Thad Allen, the retired Coast Guard admiral who has become the federal government’s point man on the Gulf of Mexico oil spill, briefly met with Attorney General Eric Holder and his staff at Justice Department headquarters on Tuesday to update the nation’s top federal prosecutor on the latest developments in response to the spill.
After the meeting, Allen held his daily news briefing in the conference room on the seventh floor of the Robert F. Kennedy building. Employees removed the Justice Department emblem on the front of the podium, raised the insignia that hangs in the backdrop and the moved the department’s flag offstage.
“If you’re wondering why I’m in the DOJ building, I like to…circulate among the cabinet officers and make sure that there aren’t any issues that I need to be dealing with,” Allen said. “I had a brief meeting with the Attorney General and his staff, it was a very, very good meeting.”

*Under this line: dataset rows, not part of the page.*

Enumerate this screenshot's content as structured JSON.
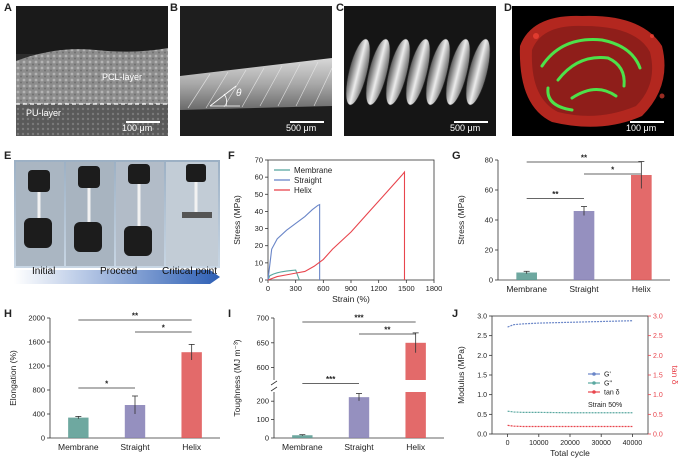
{
  "panels": {
    "A": {
      "label": "A",
      "layer_top": "PCL-layer",
      "layer_bottom": "PU-layer",
      "scale": "100 μm"
    },
    "B": {
      "label": "B",
      "angle": "θ",
      "scale": "500 μm"
    },
    "C": {
      "label": "C",
      "scale": "500 μm"
    },
    "D": {
      "label": "D",
      "scale": "100 μm"
    },
    "E": {
      "label": "E",
      "stages": [
        "Initial",
        "Proceed",
        "Critical point"
      ]
    },
    "F": {
      "label": "F"
    },
    "G": {
      "label": "G"
    },
    "H": {
      "label": "H"
    },
    "I": {
      "label": "I"
    },
    "J": {
      "label": "J"
    }
  },
  "colors": {
    "membrane": "#5e9e96",
    "straight": "#8a84b8",
    "helix": "#e05a5a",
    "line_red": "#e8454d",
    "line_blue": "#6a86c8",
    "line_teal": "#5aa8a0"
  },
  "chart_data": [
    {
      "id": "F",
      "type": "line",
      "xlabel": "Strain (%)",
      "ylabel": "Stress (MPa)",
      "xlim": [
        0,
        1800
      ],
      "ylim": [
        0,
        70
      ],
      "xticks": [
        "0",
        "300",
        "600",
        "900",
        "1200",
        "1500",
        "1800"
      ],
      "yticks": [
        "0",
        "10",
        "20",
        "30",
        "40",
        "50",
        "60",
        "70"
      ],
      "legend": [
        "Membrane",
        "Straight",
        "Helix"
      ],
      "series": [
        {
          "name": "Membrane",
          "x": [
            0,
            20,
            60,
            100,
            150,
            200,
            260,
            300,
            340
          ],
          "y": [
            0,
            2.5,
            3.5,
            4.2,
            4.8,
            5.2,
            5.6,
            5.8,
            0
          ]
        },
        {
          "name": "Straight",
          "x": [
            0,
            40,
            100,
            200,
            300,
            400,
            480,
            540,
            560,
            560
          ],
          "y": [
            0,
            18,
            24,
            29,
            33,
            37,
            41,
            43.5,
            44,
            0
          ]
        },
        {
          "name": "Helix",
          "x": [
            0,
            100,
            200,
            300,
            400,
            500,
            600,
            700,
            900,
            1100,
            1300,
            1450,
            1480,
            1480
          ],
          "y": [
            0,
            2,
            3,
            4,
            5,
            8,
            12,
            18,
            28,
            40,
            52,
            61,
            63,
            0
          ]
        }
      ]
    },
    {
      "id": "G",
      "type": "bar",
      "ylabel": "Stress (MPa)",
      "ylim": [
        0,
        80
      ],
      "yticks": [
        "0",
        "20",
        "40",
        "60",
        "80"
      ],
      "categories": [
        "Membrane",
        "Straight",
        "Helix"
      ],
      "values": [
        5,
        46,
        70
      ],
      "errors": [
        0.8,
        3,
        9
      ],
      "significance": [
        "**",
        "*",
        "**"
      ]
    },
    {
      "id": "H",
      "type": "bar",
      "ylabel": "Elongation (%)",
      "ylim": [
        0,
        2000
      ],
      "yticks": [
        "0",
        "400",
        "800",
        "1200",
        "1600",
        "2000"
      ],
      "categories": [
        "Membrane",
        "Straight",
        "Helix"
      ],
      "values": [
        340,
        550,
        1430
      ],
      "errors": [
        20,
        150,
        130
      ],
      "significance": [
        "*",
        "*",
        "**"
      ]
    },
    {
      "id": "I",
      "type": "bar",
      "ylabel": "Toughness (MJ m⁻³)",
      "yticks_lower": [
        "0",
        "100",
        "200"
      ],
      "yticks_upper": [
        "600",
        "650",
        "700"
      ],
      "categories": [
        "Membrane",
        "Straight",
        "Helix"
      ],
      "values": [
        15,
        222,
        650
      ],
      "errors": [
        3,
        20,
        20
      ],
      "significance": [
        "***",
        "**",
        "***"
      ]
    },
    {
      "id": "J",
      "type": "line",
      "xlabel": "Total cycle",
      "ylabel": "Modulus (MPa)",
      "y2label": "tan δ",
      "xlim": [
        -5000,
        45000
      ],
      "ylim": [
        0,
        3.0
      ],
      "y2lim": [
        0,
        3.0
      ],
      "xticks": [
        "0",
        "10000",
        "20000",
        "30000",
        "40000"
      ],
      "yticks": [
        "0.0",
        "0.5",
        "1.0",
        "1.5",
        "2.0",
        "2.5",
        "3.0"
      ],
      "y2ticks": [
        "0.0",
        "0.5",
        "1.0",
        "1.5",
        "2.0",
        "2.5",
        "3.0"
      ],
      "legend": [
        "G'",
        "G\"",
        "tan δ"
      ],
      "annotation": "Strain 50%",
      "series": [
        {
          "name": "G'",
          "x": [
            0,
            2000,
            5000,
            10000,
            20000,
            30000,
            40000
          ],
          "y": [
            2.72,
            2.78,
            2.8,
            2.82,
            2.84,
            2.86,
            2.88
          ]
        },
        {
          "name": "G\"",
          "x": [
            0,
            2000,
            5000,
            10000,
            20000,
            30000,
            40000
          ],
          "y": [
            0.58,
            0.56,
            0.55,
            0.55,
            0.54,
            0.54,
            0.54
          ]
        },
        {
          "name": "tan δ",
          "x": [
            0,
            2000,
            5000,
            10000,
            20000,
            30000,
            40000
          ],
          "y": [
            0.22,
            0.2,
            0.19,
            0.19,
            0.19,
            0.19,
            0.19
          ]
        }
      ]
    }
  ]
}
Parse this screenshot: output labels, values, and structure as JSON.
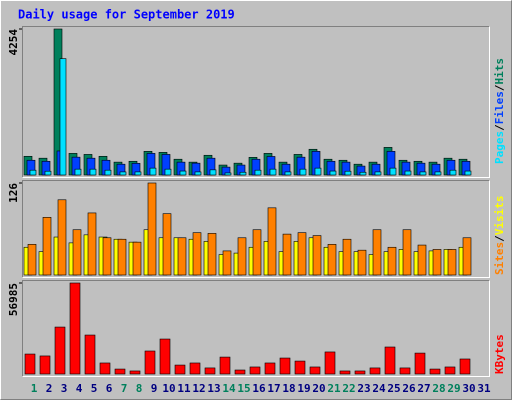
{
  "chart_data": [
    {
      "type": "bar",
      "title": "Daily usage for September 2019",
      "legend_separator": "/",
      "series": [
        {
          "name": "Hits",
          "color": "#00805c",
          "values": [
            545,
            490,
            4254,
            630,
            600,
            545,
            375,
            400,
            690,
            660,
            460,
            375,
            575,
            290,
            345,
            515,
            630,
            375,
            600,
            750,
            460,
            430,
            315,
            375,
            805,
            430,
            400,
            375,
            490,
            460,
            null
          ]
        },
        {
          "name": "Files",
          "color": "#0040ff",
          "values": [
            430,
            400,
            700,
            520,
            490,
            430,
            315,
            340,
            630,
            600,
            375,
            345,
            490,
            230,
            290,
            460,
            540,
            315,
            520,
            690,
            400,
            375,
            260,
            315,
            690,
            375,
            345,
            315,
            430,
            400,
            null
          ]
        },
        {
          "name": "Pages",
          "color": "#00e0ff",
          "values": [
            140,
            110,
            3390,
            170,
            170,
            140,
            90,
            90,
            200,
            170,
            115,
            90,
            150,
            60,
            80,
            140,
            170,
            90,
            170,
            200,
            115,
            110,
            80,
            90,
            200,
            115,
            90,
            90,
            140,
            115,
            null
          ]
        }
      ],
      "ylim": [
        0,
        4254
      ],
      "yticks": [
        4254
      ]
    },
    {
      "type": "bar",
      "legend_separator": "/",
      "series": [
        {
          "name": "Visits",
          "color": "#ffff00",
          "values": [
            38,
            32,
            52,
            44,
            55,
            52,
            49,
            45,
            62,
            51,
            51,
            49,
            46,
            28,
            30,
            38,
            46,
            32,
            46,
            51,
            38,
            32,
            32,
            28,
            32,
            35,
            32,
            33,
            35,
            38,
            null
          ]
        },
        {
          "name": "Sites",
          "color": "#ff8000",
          "values": [
            42,
            79,
            103,
            62,
            85,
            51,
            49,
            45,
            126,
            84,
            51,
            58,
            57,
            33,
            51,
            62,
            92,
            56,
            58,
            54,
            42,
            49,
            34,
            62,
            38,
            62,
            41,
            35,
            35,
            51,
            null
          ]
        }
      ],
      "ylim": [
        0,
        126
      ],
      "yticks": [
        126
      ]
    },
    {
      "type": "bar",
      "categories": [
        "1",
        "2",
        "3",
        "4",
        "5",
        "6",
        "7",
        "8",
        "9",
        "10",
        "11",
        "12",
        "13",
        "14",
        "15",
        "16",
        "17",
        "18",
        "19",
        "20",
        "21",
        "22",
        "23",
        "24",
        "25",
        "26",
        "27",
        "28",
        "29",
        "30",
        "31"
      ],
      "x_label_colors": [
        "#00805c",
        "#000080",
        "#000080",
        "#000080",
        "#000080",
        "#000080",
        "#00805c",
        "#00805c",
        "#000080",
        "#000080",
        "#000080",
        "#000080",
        "#000080",
        "#00805c",
        "#00805c",
        "#000080",
        "#000080",
        "#000080",
        "#000080",
        "#000080",
        "#00805c",
        "#00805c",
        "#000080",
        "#000080",
        "#000080",
        "#000080",
        "#000080",
        "#00805c",
        "#00805c",
        "#000080",
        "#000080"
      ],
      "series": [
        {
          "name": "KBytes",
          "color": "#ff0000",
          "values": [
            12500,
            11300,
            29400,
            56985,
            24400,
            6900,
            3100,
            1900,
            14400,
            21900,
            5600,
            6900,
            3800,
            10600,
            2500,
            4400,
            6900,
            10000,
            8100,
            4400,
            13800,
            1900,
            1900,
            3800,
            16900,
            3800,
            13100,
            3100,
            4400,
            9400,
            null
          ]
        }
      ],
      "ylim": [
        0,
        56985
      ],
      "yticks": [
        56985
      ]
    }
  ]
}
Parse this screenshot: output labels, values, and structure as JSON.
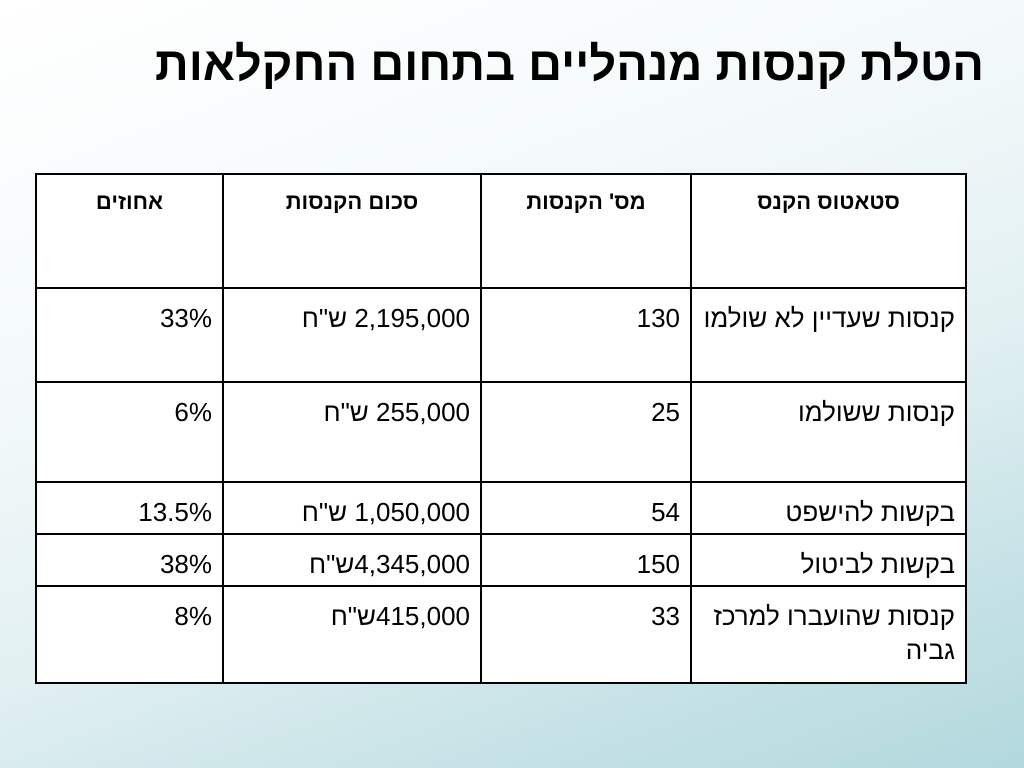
{
  "title": "הטלת קנסות מנהליים בתחום החקלאות",
  "table": {
    "headers": [
      "סטאטוס הקנס",
      "מס' הקנסות",
      "סכום הקנסות",
      "אחוזים"
    ],
    "rows": [
      {
        "status": "קנסות שעדיין לא שולמו",
        "count": "130",
        "sum": "2,195,000 ש\"ח",
        "percent": "33%"
      },
      {
        "status": "קנסות ששולמו",
        "count": "25",
        "sum": "255,000 ש\"ח",
        "percent": "6%"
      },
      {
        "status": "בקשות להישפט",
        "count": "54",
        "sum": "1,050,000 ש\"ח",
        "percent": "13.5%"
      },
      {
        "status": "בקשות לביטול",
        "count": "150",
        "sum": "4,345,000ש\"ח",
        "percent": "38%"
      },
      {
        "status": "קנסות שהועברו למרכז גביה",
        "count": "33",
        "sum": "415,000ש\"ח",
        "percent": "8%"
      }
    ]
  }
}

There was no particular focus to the meeting with the Attorney General, Allen said, but they discussed issues the government faces in the Gulf Coast region.
They did not talk about the criminal investigation during the meeting, Allen said.
“We did not discuss the investigation per se,” Allen said, noting there were “a number of areas where our interests cross” on the issue of the oil spill.
“I’m not indicating there’s anything being walled off,” Allen said. “We just had a very general discussion about the issues that are going on down there. It just was a private discussion between myself and the Attorney General.”
Holder has been criticized in recent weeks for his announcement last month that the Justice Department is conducting a criminal investigation into those responsible for the oil spill. The Washington Post editorial board called his handling of the probe “odd.” But Holder has defended his announcement, arguing the extraordinary circumstances made it “appropriate to let the American people know that the federal government was understanding what was going on.”
The Attorney General visited the Gulf Coast region for the second time since the spill last week.
Allen, who as National Incident Commander reports to President Barack Obama and Homeland Security Secretary Janet Napolitano, said at the briefing that the government would allow BP to extend for 24 hours a pressure test on the capped well after they determined that a nearby seepage of oil is not related to the test.